Trie Finally

Yep, I know, tries are nothing new.  They are a very good way of storing sorted collections with order-N insertion and lookup times.  There are many implementations of tries available in most of the common languages (and probably the uncommon ones too, but I did not look too closely).  There are, however two problems with the existing solutions:

  1. They all store strings: – the sequence of values used to define the path to the stored value are always the characters of a string converted to integer values.
  2. They all store strings: all anybody ever stores in the trie are strings.  More specifically the same strings as they used to define the path to the storage position.

Now storing strings indexed against their contents is fine – you get an order-N sorted string storage mechanism.  And if that is all that you want then go for it.  But a trie could be so much more.  To prove this I have implemented a variant of the trie where I have broken from tradition in two ways:

  1. You do not have to store strings: the sequence of integers used to define the position in the trie is specified with an Iterator<Integer>.  You can easily derive this iterator from a string (I have a class for that) and use the string as a key, but this is not all you can do.  You could derive the iterator from a date, and yield year, month day, hour, minute, secon, millisecond to quickly sort and retreive by date (I will soon have a class for that).  Or you could define your own mapping as long as you can generate a sequence of integers from it.
  2. You do not have to store strings: Each position in the trie can store an instance of your desired type – trie is generic.
  3. The underlying structure is exposed: (yep, point three of two) By exposing the underlying structure some operations become faster, and the semantics of addition and removal become more flexible.

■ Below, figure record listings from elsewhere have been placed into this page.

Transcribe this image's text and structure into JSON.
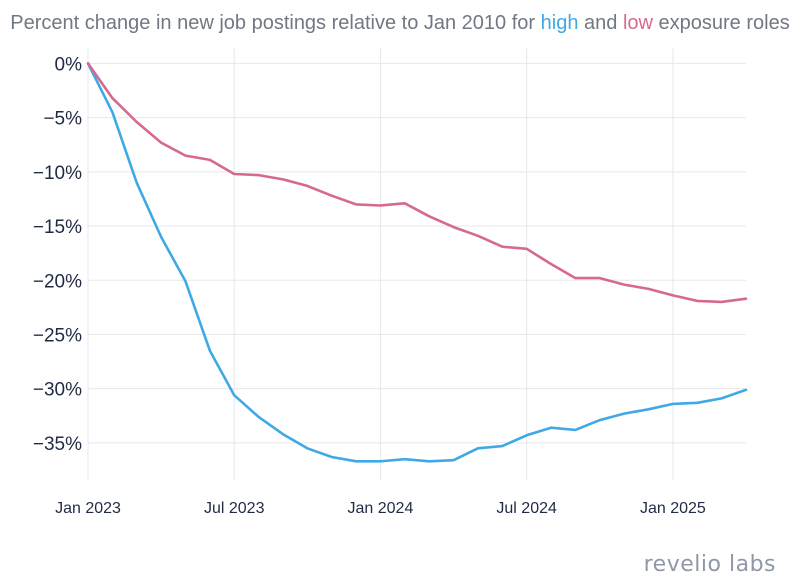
{
  "title": {
    "prefix": "Percent change in new job postings relative to Jan 2010 for ",
    "high": "high",
    "middle": " and ",
    "low": "low",
    "suffix": " exposure roles"
  },
  "logo": {
    "part1": "revel",
    "dot": "i",
    "part2": "o labs"
  },
  "colors": {
    "high": "#3fa9e6",
    "low": "#d6698e",
    "grid": "#e6e8ec",
    "axis_text": "#1f2a44",
    "title": "#707884"
  },
  "chart_data": {
    "type": "line",
    "x_unit": "month",
    "x": [
      "2023-01",
      "2023-02",
      "2023-03",
      "2023-04",
      "2023-05",
      "2023-06",
      "2023-07",
      "2023-08",
      "2023-09",
      "2023-10",
      "2023-11",
      "2023-12",
      "2024-01",
      "2024-02",
      "2024-03",
      "2024-04",
      "2024-05",
      "2024-06",
      "2024-07",
      "2024-08",
      "2024-09",
      "2024-10",
      "2024-11",
      "2024-12",
      "2025-01",
      "2025-02",
      "2025-03",
      "2025-04"
    ],
    "x_ticks": [
      {
        "x": "2023-01",
        "label": "Jan 2023"
      },
      {
        "x": "2023-07",
        "label": "Jul 2023"
      },
      {
        "x": "2024-01",
        "label": "Jan 2024"
      },
      {
        "x": "2024-07",
        "label": "Jul 2024"
      },
      {
        "x": "2025-01",
        "label": "Jan 2025"
      }
    ],
    "y_ticks": [
      0,
      -5,
      -10,
      -15,
      -20,
      -25,
      -30,
      -35
    ],
    "y_tick_labels": [
      "0%",
      "−5%",
      "−10%",
      "−15%",
      "−20%",
      "−25%",
      "−30%",
      "−35%"
    ],
    "ylim": [
      -37.5,
      0.5
    ],
    "grid": true,
    "legend": "none (colored words in title)",
    "series": [
      {
        "name": "high",
        "color": "#3fa9e6",
        "values": [
          0,
          -4.5,
          -11,
          -16,
          -20.1,
          -26.5,
          -30.6,
          -32.6,
          -34.2,
          -35.5,
          -36.3,
          -36.7,
          -36.7,
          -36.5,
          -36.7,
          -36.6,
          -35.5,
          -35.3,
          -34.3,
          -33.6,
          -33.8,
          -32.9,
          -32.3,
          -31.9,
          -31.4,
          -31.3,
          -30.9,
          -30.1
        ]
      },
      {
        "name": "low",
        "color": "#d6698e",
        "values": [
          0,
          -3.2,
          -5.4,
          -7.3,
          -8.5,
          -8.9,
          -10.2,
          -10.3,
          -10.7,
          -11.3,
          -12.2,
          -13.0,
          -13.1,
          -12.9,
          -14.1,
          -15.1,
          -15.9,
          -16.9,
          -17.1,
          -18.5,
          -19.8,
          -19.8,
          -20.4,
          -20.8,
          -21.4,
          -21.9,
          -22.0,
          -21.7
        ]
      }
    ]
  }
}
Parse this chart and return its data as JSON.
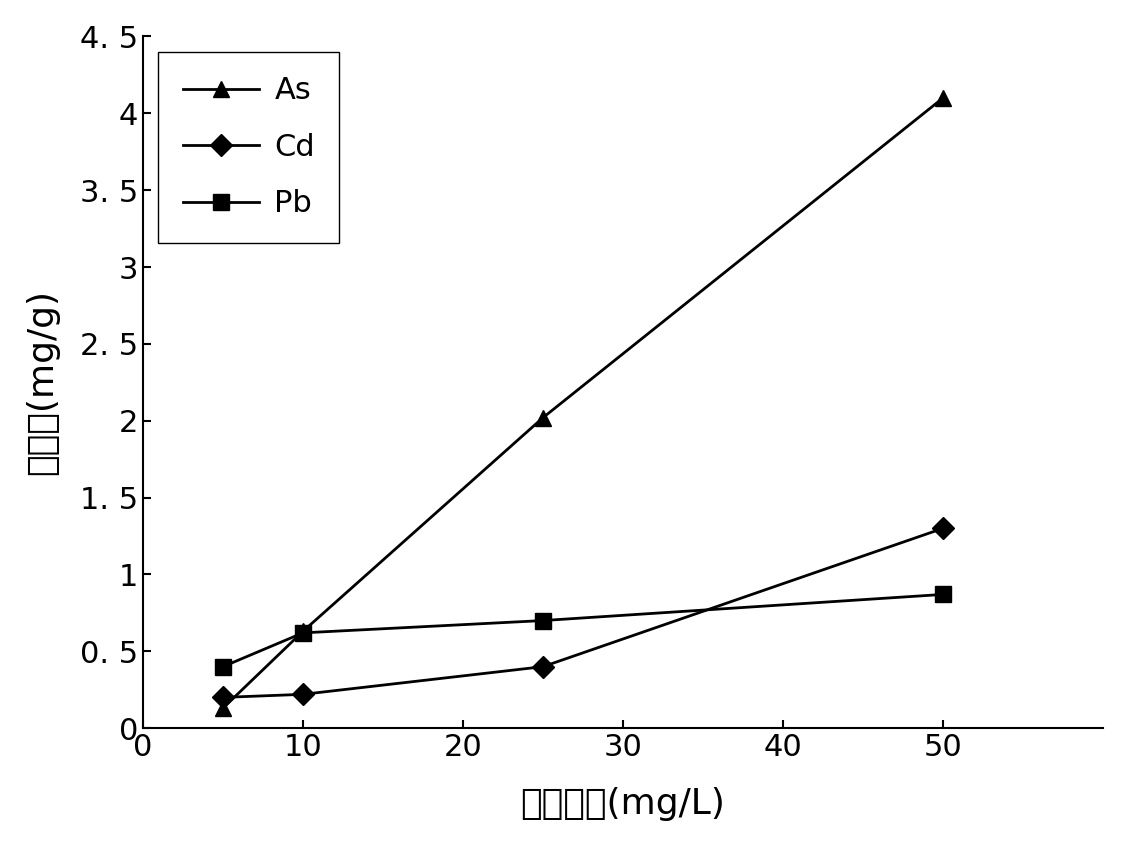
{
  "x": [
    5,
    10,
    25,
    50
  ],
  "As": [
    0.13,
    0.63,
    2.02,
    4.1
  ],
  "Cd": [
    0.2,
    0.22,
    0.4,
    1.3
  ],
  "Pb": [
    0.4,
    0.62,
    0.7,
    0.87
  ],
  "xlabel": "溶液浓度(mg/L)",
  "ylabel": "吸附量(mg/g)",
  "xlim": [
    0,
    60
  ],
  "ylim": [
    0,
    4.5
  ],
  "xticks": [
    0,
    10,
    20,
    30,
    40,
    50
  ],
  "yticks": [
    0,
    0.5,
    1.0,
    1.5,
    2.0,
    2.5,
    3.0,
    3.5,
    4.0,
    4.5
  ],
  "ytick_labels": [
    "0",
    "0. 5",
    "1",
    "1. 5",
    "2",
    "2. 5",
    "3",
    "3. 5",
    "4",
    "4. 5"
  ],
  "xtick_labels": [
    "0",
    "10",
    "20",
    "30",
    "40",
    "50"
  ],
  "line_color": "#000000",
  "marker_As": "^",
  "marker_Cd": "D",
  "marker_Pb": "s",
  "markersize": 11,
  "linewidth": 2.0,
  "legend_labels": [
    "As",
    "Cd",
    "Pb"
  ],
  "legend_loc": "upper left",
  "font_size_labels": 26,
  "font_size_ticks": 22,
  "font_size_legend": 22,
  "background_color": "#ffffff"
}
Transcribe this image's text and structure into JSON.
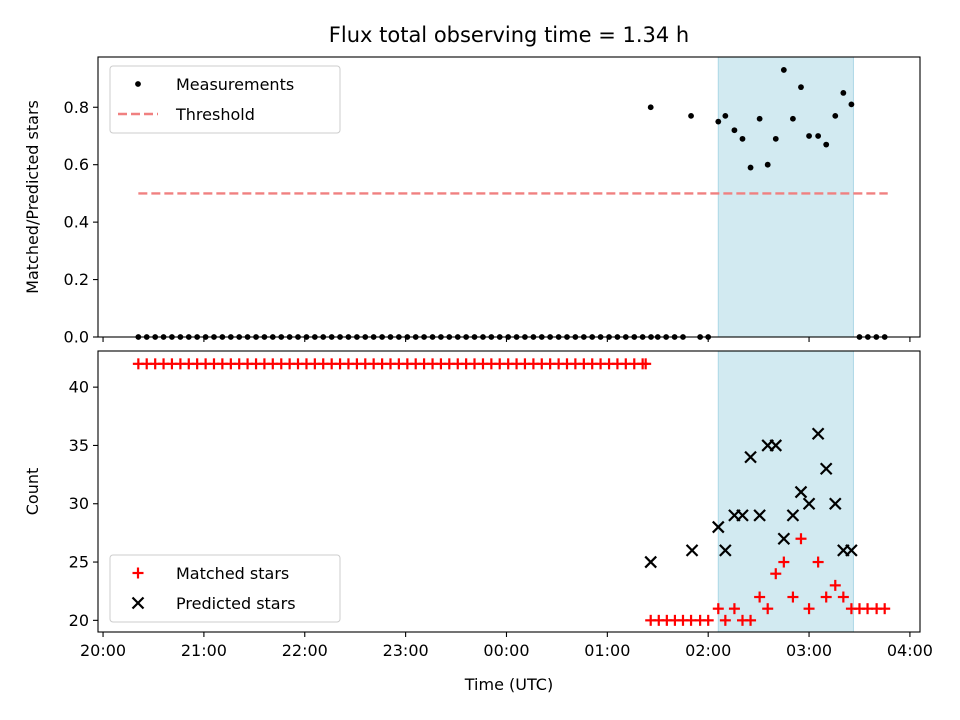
{
  "chart_data": {
    "type": "scatter",
    "title": "Flux total observing time = 1.34 h",
    "xlabel": "Time (UTC)",
    "x_unit": "hours since 20:00 UTC (axis spans 20:00 to 04:00 next day)",
    "xlim": [
      -0.05,
      8.1
    ],
    "xticks": [
      0,
      1,
      2,
      3,
      4,
      5,
      6,
      7,
      8
    ],
    "xtick_labels": [
      "20:00",
      "21:00",
      "22:00",
      "23:00",
      "00:00",
      "01:00",
      "02:00",
      "03:00",
      "04:00"
    ],
    "highlight_span": {
      "x_start": 6.1,
      "x_end": 7.44,
      "color": "#add8e6"
    },
    "panels": [
      {
        "id": "top",
        "ylabel": "Matched/Predicted stars",
        "ylim": [
          0,
          0.975
        ],
        "yticks": [
          0.0,
          0.2,
          0.4,
          0.6,
          0.8
        ],
        "ytick_labels": [
          "0.0",
          "0.2",
          "0.4",
          "0.6",
          "0.8"
        ],
        "legend": {
          "placement": "top-left",
          "entries": [
            "Measurements",
            "Threshold"
          ]
        },
        "series": [
          {
            "name": "Measurements",
            "marker": "dot",
            "color": "#000000",
            "points": [
              [
                0.35,
                0
              ],
              [
                0.433,
                0
              ],
              [
                0.517,
                0
              ],
              [
                0.6,
                0
              ],
              [
                0.683,
                0
              ],
              [
                0.767,
                0
              ],
              [
                0.85,
                0
              ],
              [
                0.933,
                0
              ],
              [
                1.017,
                0
              ],
              [
                1.1,
                0
              ],
              [
                1.183,
                0
              ],
              [
                1.267,
                0
              ],
              [
                1.35,
                0
              ],
              [
                1.433,
                0
              ],
              [
                1.517,
                0
              ],
              [
                1.6,
                0
              ],
              [
                1.683,
                0
              ],
              [
                1.767,
                0
              ],
              [
                1.85,
                0
              ],
              [
                1.933,
                0
              ],
              [
                2.017,
                0
              ],
              [
                2.1,
                0
              ],
              [
                2.183,
                0
              ],
              [
                2.267,
                0
              ],
              [
                2.35,
                0
              ],
              [
                2.433,
                0
              ],
              [
                2.517,
                0
              ],
              [
                2.6,
                0
              ],
              [
                2.683,
                0
              ],
              [
                2.767,
                0
              ],
              [
                2.85,
                0
              ],
              [
                2.933,
                0
              ],
              [
                3.017,
                0
              ],
              [
                3.1,
                0
              ],
              [
                3.183,
                0
              ],
              [
                3.267,
                0
              ],
              [
                3.35,
                0
              ],
              [
                3.433,
                0
              ],
              [
                3.517,
                0
              ],
              [
                3.6,
                0
              ],
              [
                3.683,
                0
              ],
              [
                3.767,
                0
              ],
              [
                3.85,
                0
              ],
              [
                3.933,
                0
              ],
              [
                4.017,
                0
              ],
              [
                4.1,
                0
              ],
              [
                4.183,
                0
              ],
              [
                4.267,
                0
              ],
              [
                4.35,
                0
              ],
              [
                4.433,
                0
              ],
              [
                4.517,
                0
              ],
              [
                4.6,
                0
              ],
              [
                4.683,
                0
              ],
              [
                4.767,
                0
              ],
              [
                4.85,
                0
              ],
              [
                4.933,
                0
              ],
              [
                5.017,
                0
              ],
              [
                5.1,
                0
              ],
              [
                5.183,
                0
              ],
              [
                5.267,
                0
              ],
              [
                5.35,
                0
              ],
              [
                5.433,
                0
              ],
              [
                5.43,
                0.8
              ],
              [
                5.5,
                0
              ],
              [
                5.583,
                0
              ],
              [
                5.667,
                0
              ],
              [
                5.75,
                0
              ],
              [
                5.83,
                0.77
              ],
              [
                5.92,
                0
              ],
              [
                6.0,
                0
              ],
              [
                6.1,
                0.75
              ],
              [
                6.17,
                0.77
              ],
              [
                6.26,
                0.72
              ],
              [
                6.34,
                0.69
              ],
              [
                6.42,
                0.59
              ],
              [
                6.51,
                0.76
              ],
              [
                6.59,
                0.6
              ],
              [
                6.67,
                0.69
              ],
              [
                6.75,
                0.93
              ],
              [
                6.84,
                0.76
              ],
              [
                6.92,
                0.87
              ],
              [
                7.0,
                0.7
              ],
              [
                7.09,
                0.7
              ],
              [
                7.17,
                0.67
              ],
              [
                7.26,
                0.77
              ],
              [
                7.34,
                0.85
              ],
              [
                7.42,
                0.81
              ],
              [
                7.5,
                0
              ],
              [
                7.583,
                0
              ],
              [
                7.667,
                0
              ],
              [
                7.75,
                0
              ]
            ]
          },
          {
            "name": "Threshold",
            "marker": "dashed-line",
            "color": "#f08080",
            "points": [
              [
                0.35,
                0.5
              ],
              [
                7.78,
                0.5
              ]
            ]
          }
        ]
      },
      {
        "id": "bottom",
        "ylabel": "Count",
        "ylim": [
          19,
          43.1
        ],
        "yticks": [
          20,
          25,
          30,
          35,
          40
        ],
        "ytick_labels": [
          "20",
          "25",
          "30",
          "35",
          "40"
        ],
        "legend": {
          "placement": "bottom-left",
          "entries": [
            "Matched stars",
            "Predicted stars"
          ]
        },
        "series": [
          {
            "name": "Matched stars",
            "marker": "plus",
            "color": "#ff0000",
            "points": [
              [
                0.35,
                42
              ],
              [
                0.433,
                42
              ],
              [
                0.517,
                42
              ],
              [
                0.6,
                42
              ],
              [
                0.683,
                42
              ],
              [
                0.767,
                42
              ],
              [
                0.85,
                42
              ],
              [
                0.933,
                42
              ],
              [
                1.017,
                42
              ],
              [
                1.1,
                42
              ],
              [
                1.183,
                42
              ],
              [
                1.267,
                42
              ],
              [
                1.35,
                42
              ],
              [
                1.433,
                42
              ],
              [
                1.517,
                42
              ],
              [
                1.6,
                42
              ],
              [
                1.683,
                42
              ],
              [
                1.767,
                42
              ],
              [
                1.85,
                42
              ],
              [
                1.933,
                42
              ],
              [
                2.017,
                42
              ],
              [
                2.1,
                42
              ],
              [
                2.183,
                42
              ],
              [
                2.267,
                42
              ],
              [
                2.35,
                42
              ],
              [
                2.433,
                42
              ],
              [
                2.517,
                42
              ],
              [
                2.6,
                42
              ],
              [
                2.683,
                42
              ],
              [
                2.767,
                42
              ],
              [
                2.85,
                42
              ],
              [
                2.933,
                42
              ],
              [
                3.017,
                42
              ],
              [
                3.1,
                42
              ],
              [
                3.183,
                42
              ],
              [
                3.267,
                42
              ],
              [
                3.35,
                42
              ],
              [
                3.433,
                42
              ],
              [
                3.517,
                42
              ],
              [
                3.6,
                42
              ],
              [
                3.683,
                42
              ],
              [
                3.767,
                42
              ],
              [
                3.85,
                42
              ],
              [
                3.933,
                42
              ],
              [
                4.017,
                42
              ],
              [
                4.1,
                42
              ],
              [
                4.183,
                42
              ],
              [
                4.267,
                42
              ],
              [
                4.35,
                42
              ],
              [
                4.433,
                42
              ],
              [
                4.517,
                42
              ],
              [
                4.6,
                42
              ],
              [
                4.683,
                42
              ],
              [
                4.767,
                42
              ],
              [
                4.85,
                42
              ],
              [
                4.933,
                42
              ],
              [
                5.017,
                42
              ],
              [
                5.1,
                42
              ],
              [
                5.183,
                42
              ],
              [
                5.267,
                42
              ],
              [
                5.35,
                42
              ],
              [
                5.38,
                42
              ],
              [
                5.43,
                20
              ],
              [
                5.51,
                20
              ],
              [
                5.59,
                20
              ],
              [
                5.67,
                20
              ],
              [
                5.75,
                20
              ],
              [
                5.83,
                20
              ],
              [
                5.92,
                20
              ],
              [
                6.0,
                20
              ],
              [
                6.1,
                21
              ],
              [
                6.17,
                20
              ],
              [
                6.26,
                21
              ],
              [
                6.34,
                20
              ],
              [
                6.42,
                20
              ],
              [
                6.51,
                22
              ],
              [
                6.59,
                21
              ],
              [
                6.67,
                24
              ],
              [
                6.75,
                25
              ],
              [
                6.84,
                22
              ],
              [
                6.92,
                27
              ],
              [
                7.0,
                21
              ],
              [
                7.09,
                25
              ],
              [
                7.17,
                22
              ],
              [
                7.26,
                23
              ],
              [
                7.34,
                22
              ],
              [
                7.42,
                21
              ],
              [
                7.5,
                21
              ],
              [
                7.58,
                21
              ],
              [
                7.67,
                21
              ],
              [
                7.75,
                21
              ]
            ]
          },
          {
            "name": "Predicted stars",
            "marker": "cross",
            "color": "#000000",
            "points": [
              [
                5.43,
                25
              ],
              [
                5.84,
                26
              ],
              [
                6.1,
                28
              ],
              [
                6.17,
                26
              ],
              [
                6.26,
                29
              ],
              [
                6.34,
                29
              ],
              [
                6.42,
                34
              ],
              [
                6.51,
                29
              ],
              [
                6.59,
                35
              ],
              [
                6.67,
                35
              ],
              [
                6.75,
                27
              ],
              [
                6.84,
                29
              ],
              [
                6.92,
                31
              ],
              [
                7.0,
                30
              ],
              [
                7.09,
                36
              ],
              [
                7.17,
                33
              ],
              [
                7.26,
                30
              ],
              [
                7.34,
                26
              ],
              [
                7.42,
                26
              ]
            ]
          }
        ]
      }
    ]
  }
}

So if you want to store your Customer instances sorted against surname, or date of birth you can now do so with order-N insertion, lookup and removal in a trie (for name, or for date, or one of each).  You can use the tries to extract all customers with surnames beginning with ‘Smi’, or all customers born in january 1987.

And it is simple – there are really only three methods to think of.

Three methods? that sounds too simple – I exagerate for dramtic purposes – there are several other methods to support query and iteration, but the essential methods are:

  • public IndexTrie<T> putTrie(Iterator<Integer>) : returns the trie at the position specified, creating and inserting a new one if necessary.
  • public IndexTrie<T> getTrie(Iterator<Integer>) : returns the trie at the position specified or null if there is not one there.
  • public void remove() : removes the specified trie and all its children.

So if you are storing a list of Foo at each position you do not need to get the value and if null insert the value paying the navigation cost twice.  You can ‘put’ the trie at the position and modify its contents directly – paying the navigation cost once.

Other methods allow you to iterate the tries or values from any parent (and as we know from all those string implementation this gives us the members with a given prefix).

The code is available under Apache V2 licence.